Part I of the book (The iid case: functional laws of samll numbers, pp. 1-153) is what concentrates on the program given above more closely. Chapter 1 (Laws of small numbers, pp. 1-24) makes this program precise, emphasizing the basic function of the Hellinger distance, through which the approximations are done, since in the iid setting it gives better bounds in terms of the underlying distribution than the variational distance. Chapter 2 (Extreme value theory, pp. 25-69) and Chap. 3 (Estimation of conditional curves, pp. 71-104) executes the program delineated concerning applications to the univariate peaks over threshold method and for the estimation of regression and related conditional functions in various nonparametric and semiparametric situations, respectively. The former describes many important recent and new applications, mainly due to the authors, for estimating parameters of generalized Pareto and other extreme value distributions or those in their domains of attraction. Particularly interesting to this reviewer are the results on estimating the class index (one of three) of an attracting extreme value distribution. Chapters 4 and 5 (Multivariate maxima and Mulivariate extremes, pp. 105-135) provide the elements of basic multivariate extreme value theory and the corresponding extension of the peaks over threshold method, respectively, the latter being a recent result of one of the authors. It is important that the book comes with a disk containing the statistical software package XTREMES, developed by S. Hassmann, R.-D. Reiss and M. Thomas and which runs on IBM-compatible personal computers under MS-DOS or compatible operating systems. While Chap. 6 (Extreme value analysis with XTREMES, pp. 137-153) gives examples of simulation and exploratory data analysis using the package, an Appendix (pp.255-274) is a detailed User's Guide to XTREMES written by the three developers.

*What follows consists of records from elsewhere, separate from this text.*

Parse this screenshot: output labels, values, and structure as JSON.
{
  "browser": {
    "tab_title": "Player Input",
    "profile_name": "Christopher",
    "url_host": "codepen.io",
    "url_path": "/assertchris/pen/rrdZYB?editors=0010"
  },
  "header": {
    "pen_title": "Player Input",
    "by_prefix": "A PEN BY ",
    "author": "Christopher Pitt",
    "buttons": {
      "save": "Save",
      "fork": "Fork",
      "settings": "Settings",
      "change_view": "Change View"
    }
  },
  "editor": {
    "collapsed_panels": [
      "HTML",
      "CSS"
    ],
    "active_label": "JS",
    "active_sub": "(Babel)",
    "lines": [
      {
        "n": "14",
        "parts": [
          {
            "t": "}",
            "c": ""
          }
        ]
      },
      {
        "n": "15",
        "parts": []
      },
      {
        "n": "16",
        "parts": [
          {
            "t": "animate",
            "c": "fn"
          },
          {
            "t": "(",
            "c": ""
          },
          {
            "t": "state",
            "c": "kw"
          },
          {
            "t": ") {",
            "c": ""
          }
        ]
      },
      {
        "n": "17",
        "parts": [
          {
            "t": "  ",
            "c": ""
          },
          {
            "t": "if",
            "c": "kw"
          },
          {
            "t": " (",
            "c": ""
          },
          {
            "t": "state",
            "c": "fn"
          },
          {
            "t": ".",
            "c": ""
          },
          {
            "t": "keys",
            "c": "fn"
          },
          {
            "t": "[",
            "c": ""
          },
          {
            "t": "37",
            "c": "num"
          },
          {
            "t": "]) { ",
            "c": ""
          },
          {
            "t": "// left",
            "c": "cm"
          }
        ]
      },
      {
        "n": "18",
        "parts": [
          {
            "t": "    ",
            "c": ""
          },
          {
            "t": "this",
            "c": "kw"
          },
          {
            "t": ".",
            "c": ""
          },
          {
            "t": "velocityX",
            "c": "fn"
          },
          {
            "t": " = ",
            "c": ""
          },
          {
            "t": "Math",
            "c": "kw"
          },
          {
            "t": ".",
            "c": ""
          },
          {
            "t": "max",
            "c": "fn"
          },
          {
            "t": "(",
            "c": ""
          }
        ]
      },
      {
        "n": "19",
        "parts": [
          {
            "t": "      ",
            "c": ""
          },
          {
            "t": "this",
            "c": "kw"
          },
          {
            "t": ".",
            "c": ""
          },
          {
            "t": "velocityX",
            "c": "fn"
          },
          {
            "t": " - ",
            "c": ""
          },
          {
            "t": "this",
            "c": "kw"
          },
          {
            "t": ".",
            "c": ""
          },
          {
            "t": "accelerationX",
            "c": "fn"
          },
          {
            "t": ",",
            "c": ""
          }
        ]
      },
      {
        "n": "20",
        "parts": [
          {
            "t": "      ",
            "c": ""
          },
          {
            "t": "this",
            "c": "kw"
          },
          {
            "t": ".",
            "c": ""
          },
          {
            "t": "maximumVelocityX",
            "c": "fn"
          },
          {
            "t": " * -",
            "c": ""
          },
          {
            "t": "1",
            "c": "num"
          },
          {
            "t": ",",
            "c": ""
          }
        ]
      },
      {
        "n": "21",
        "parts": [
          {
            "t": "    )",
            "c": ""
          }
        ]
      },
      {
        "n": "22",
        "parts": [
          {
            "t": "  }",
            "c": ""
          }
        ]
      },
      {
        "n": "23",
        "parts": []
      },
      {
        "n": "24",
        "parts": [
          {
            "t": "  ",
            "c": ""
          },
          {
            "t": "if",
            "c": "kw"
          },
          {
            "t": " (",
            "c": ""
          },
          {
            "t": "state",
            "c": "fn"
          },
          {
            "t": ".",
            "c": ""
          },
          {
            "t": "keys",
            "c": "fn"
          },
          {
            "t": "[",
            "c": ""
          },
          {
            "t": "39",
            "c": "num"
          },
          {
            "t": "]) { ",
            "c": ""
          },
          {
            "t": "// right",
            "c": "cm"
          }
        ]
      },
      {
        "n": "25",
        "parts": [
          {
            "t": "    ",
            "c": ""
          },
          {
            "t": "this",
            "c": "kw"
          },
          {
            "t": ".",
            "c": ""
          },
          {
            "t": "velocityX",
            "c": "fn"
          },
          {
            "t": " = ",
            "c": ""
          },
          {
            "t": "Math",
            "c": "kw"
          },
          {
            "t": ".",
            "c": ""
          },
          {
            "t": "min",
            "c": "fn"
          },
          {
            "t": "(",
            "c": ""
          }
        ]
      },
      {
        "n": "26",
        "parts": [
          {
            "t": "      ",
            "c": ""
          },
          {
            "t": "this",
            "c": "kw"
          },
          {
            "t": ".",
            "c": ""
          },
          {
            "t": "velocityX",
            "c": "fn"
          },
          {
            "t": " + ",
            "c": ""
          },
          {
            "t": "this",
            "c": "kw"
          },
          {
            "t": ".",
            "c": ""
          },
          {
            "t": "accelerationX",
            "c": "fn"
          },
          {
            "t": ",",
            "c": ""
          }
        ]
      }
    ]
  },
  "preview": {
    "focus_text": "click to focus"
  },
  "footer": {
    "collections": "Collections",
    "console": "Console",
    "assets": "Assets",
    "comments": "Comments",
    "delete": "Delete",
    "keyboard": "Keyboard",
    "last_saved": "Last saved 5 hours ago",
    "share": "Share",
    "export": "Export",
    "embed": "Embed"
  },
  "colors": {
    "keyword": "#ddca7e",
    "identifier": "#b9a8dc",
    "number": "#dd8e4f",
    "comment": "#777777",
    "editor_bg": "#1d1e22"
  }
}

Part II (Non iid observations, pp. 155-254) opens with another attractive introduction (Chap. 7, pp. 157-167) to the non-iid case. Chapter 8 (Extremes of random sequences, pp. 169-189) presents a very general exceedance theory and applies it to stationary (and some examples of nonstationary) sequences as well as to independent but not identically distributed sequences. Chapter 9 (Extremes of Gaussian processes, pp. 191-204) deals with both the stationary and the nonstationary case, and a nice application to empirical characteristic functions. Chapter 10 (Extensions to rare events, pp. 205-235) sketches a general unified theory of triangular arrays of rare events and point process exceedances that is capable of handling multivariate nonstationary sequences as an applicaton. Finally, Chap. 11 (Statistics of extremes, pp. 237-254) contains the analyses of some concrete nonstationary time series data sets from ecology and agriculture.
No doubt, this field is really under very vigorous current development, and the present book will greatly contribute to this process and its success. It is XTREMELY lucidly written, and hence it is probably the best introduction currently available to doing research here. It is also very carefully written and produced; practically error-free. (A misprint is having I. Csiszár incorrectly as L. Csizár, easy to detect for the Hungarian eye.) Does anyone know why von Bortkiewicz changed the spelling of his name, sometime between 1895 and 1898, from Bortkewitsch?